Uncertainty also lingers about MSR itself. The MIRT has been working behind the scenes with few updates about its plans, including what kinds of alternative architectures it is considering. NASA had planned to hold an online town hall meeting in mid-January to discuss the status of the team’s work, but cancelled it.

Leshin said in the January interview that she still expected the review to be completed in March, identifying a more sustainable way to return samples from Mars. “We’re really committed to this high-priority mission—the highest priority two decadal surveys in a row—and to a balanced program,” she said. “I believe there’s a solution out there that will allow us to do that.”

There is also hope that Congress will come through with most or all of the funding NASA requested for MSR. In the White House letter, the California delegation noted that “House Appropriations Committee leadership continue to work closely with their colleagues in the Senate on a compromise position” for MSR funding for 2024, but didn’t specify what that compromise might look like.

“It is our understanding that the modified mission architecture would simplify the program and reduce annual costs, thereby addressing the concerns expressed about MSR in the FY2024 Senate appropriations bill,” the letter also stated, but did not describe what that mission architecture would be.

Some worry the layoffs may bring a return to an imbalance between JPL’s missions and workforce cited by an earlier review.

“I'm hopeful in the coming weeks we can work to broker a deal with the Administration and Congress to restore funding to the levels necessary to rehire workers and promote the kinds of scientific discovery JPL has been on the frontlines of for decades,” Rep. Judy Chu (D-CA), whose district includes JPL, said in a statement after the lab announced the layoffs. She was one of the leaders of the earlier letters to Nelson and the White House.

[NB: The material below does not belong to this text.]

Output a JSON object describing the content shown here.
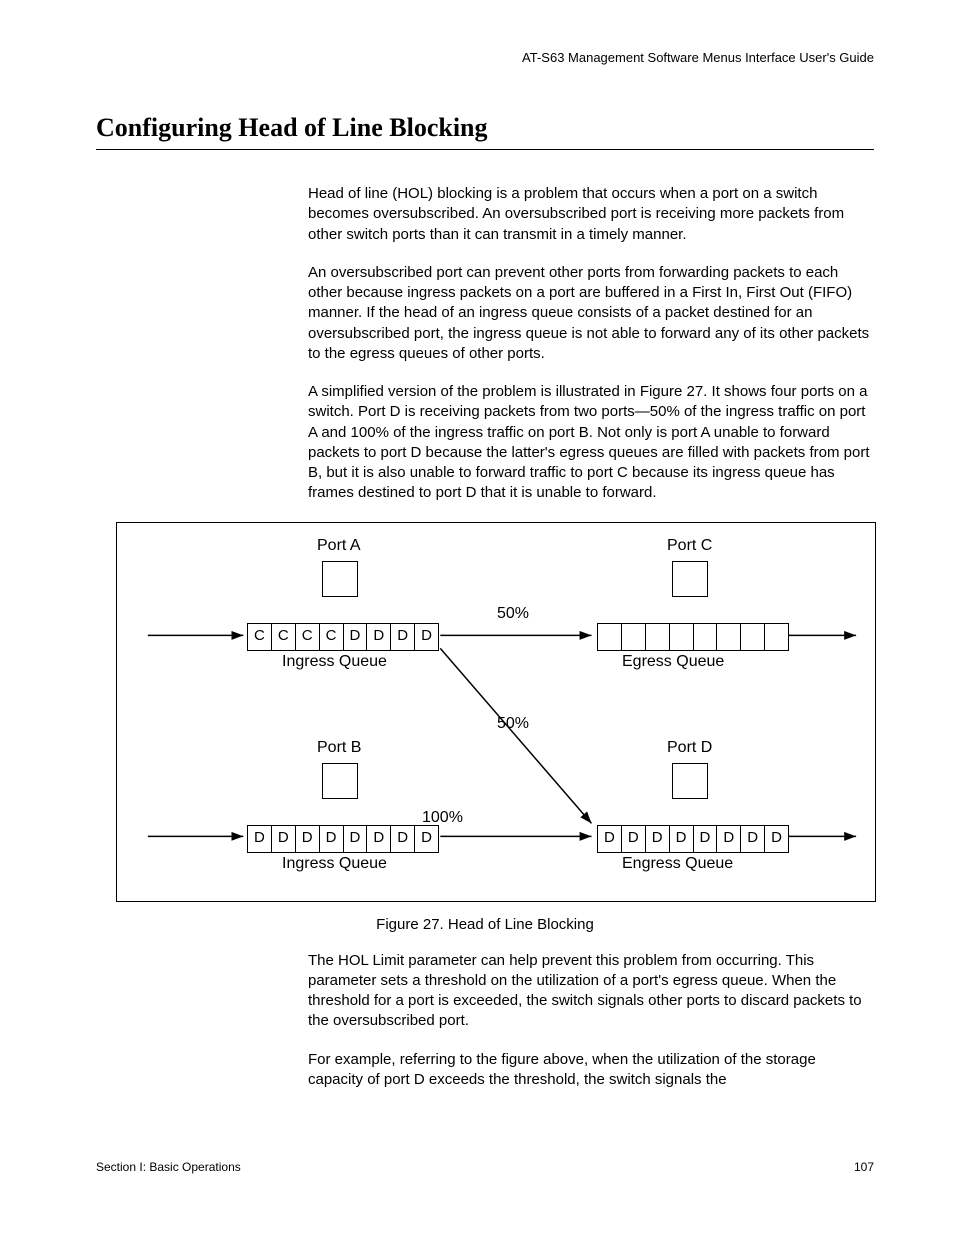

Some privately worry the damage done to the MSR program might be irreparable. The layoffs came after JPL had worked to address other issues at the lab that surfaced when software testing problems delayed the Psyche mission by more than a year. An independent review found, in the words of its chairman, Tom Young, “a large imbalance today between the workload and the available resources at JPL.” (See “The hard truths of NASA’s planetary program”, The Space Review, March 20, 2023.)

JPL worked to address those problems (to the satisfaction of Young and his review board), but that it meant deferring work on the VERITAS Venus orbiter mission by three years to allow JPL to devote its resources on priorities like Europa Clipper, the NISAR Earth science mission—and MSR. (Despite the overall funding uncertainty, Leshin said in January, both NISAR and Europa Clipper are on schedule for launches this spring and October, respectively.)

But solving those problems will be no easier after the layoffs. As one industry source not at JPL said on background, “If JPL had trouble doing all their missions before, how will they manage now with 500 fewer employees?”

The hope in the planetary science community, which has considered returning samples from Mars its top priority among large missions, is that NASA in general, and JPL specifically, will be able to chart a path through this budget, workforce, and mission architecture challenge, finding a more affordable approach that, likely, will take longer to carry out. Those scientists have been waiting for decades for getting samples back from Mars; they may need a little more patience.